The European Commission has announced plans for further measures to clamp down on tax avoidance and secretive companies in response to the publication of the Panama Papers.


Panama City, Panama

Panama City, Panama. A recent leak of a trove of documents from Panamanian law firm Mossack Fonseca revealed how the world's rich and powerful use tax havens to shirk their dues, putting tax avoidance high on the agenda.


The proposals include the creation of public beneficial ownership registers, cross-border information sharing and “robust” laws targeting lawyers and tax advisors that help their clients shirk their dues by stashing money offshore.

The commission had already announced new rules to combat corporate tax avoidance last month, but said that the Panama Papers had unveiled a set of new challenges.

“The recent leaks exposed loopholes that still allow tax evaders to hide funds offshore,” explained Pierre Moscovici, commissioner for economic and financial affairs. “These loopholes must be closed and our measures to stamp out tax abuse must be intensified.”

The leak of 11.5 million documents from Panamanian-based law firm Mossack Fonseca laid bare how the world’s rich and powerful are able to exploit weak international laws to set up opaque companies in tax havens and keep their wealth virtually untouched by tax.

 The commission’s plans target this kind of tricky manoeuvre. It said the rules regarding beneficial ownership would be tightened and extended in scope to cover the passive companies at the centre of the Panama Papers scandal, as well as other secretive companies and trusts.

Tax authorities will be given access to this information as well as existing details on the true owners of secretive companies, trusts and funds already collected under European Union anti-money laundering initiatives.

A statement also suggested that full public access could be granted for “certain information of the beneficial ownership registers on companies and business-related trusts”, but that information on “all other trusts” would be included in national registers available to those who can show a “legitimate interest”.

Moscovici also said the commission will develop a new initiative to enable member states’ tax authorities to automatically exchange the information they collect on beneficial ownership, take a tougher stance against tax havens and develop a blacklist of countries “that do not play fair in the global tax arena” or that do not respect standards in good governance.

“We must create more transparency around the activities of tax advisors,” Moscovici continued, “and more scrutiny of those that promote aggressive tax planning schemes.”

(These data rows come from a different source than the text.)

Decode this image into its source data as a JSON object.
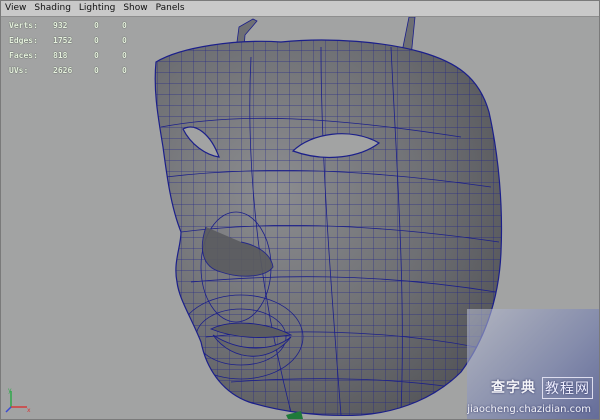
{
  "menu": {
    "items": [
      "View",
      "Shading",
      "Lighting",
      "Show",
      "Panels"
    ]
  },
  "hud": {
    "rows": [
      {
        "label": "Verts:",
        "value": "932",
        "z1": "0",
        "z2": "0"
      },
      {
        "label": "Edges:",
        "value": "1752",
        "z1": "0",
        "z2": "0"
      },
      {
        "label": "Faces:",
        "value": "818",
        "z1": "0",
        "z2": "0"
      },
      {
        "label": "UVs:",
        "value": "2626",
        "z1": "0",
        "z2": "0"
      }
    ]
  },
  "axis": {
    "x": "x",
    "y": "y"
  },
  "watermark": {
    "logo_a": "查字典",
    "logo_b": "教程网",
    "url": "jiaocheng.chazidian.com"
  },
  "colors": {
    "viewport": "#a2a3a3",
    "mesh_fill": "#6f7074",
    "wire": "#1b1f8a",
    "hud_text": "#e8f2e0"
  }
}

While he nodded to the mandatory obligations set out in the Base Erosion and Profit Shifting recommendations from policy forum OECD, he said that very few countries had followed this up and the EU could be an “inspiration to its international partners”.

He called for “robust laws to hold tax advisors to account”, but revealed few details of what these might look like ahead of consultations and discussions to identify the best approach to this “highly complex area”. He promised to launch a public consultation “very soon”.

The measures were announced as part of a broader package to toughen up action against money laundering and terrorist financing.

Other proposals would give member states more oversight over virtual currencies like Bitcoin and other anonymous payment methods such as prepaid cards, and force virtual currency exchange platforms and wallet providers to do due diligence.

“The fight against tax evasion and avoidance cannot be a static one,” said Moscovici. “It must evolve and react to new challenges and circumstances. That is exactly what we have done today, with these initiatives, which I believe are a robust response to the wide-scale abuse that was exposed.”

However, Laure Brillaud, policy officer for anti-money laundering at Transparency International EU said major loopholes remain.

“Once again the commission has stopped short of full transparency around trusts,” she said. “This is a bold step but it’s not the brave leap needed to end this system of secrecy which fuels impunity.”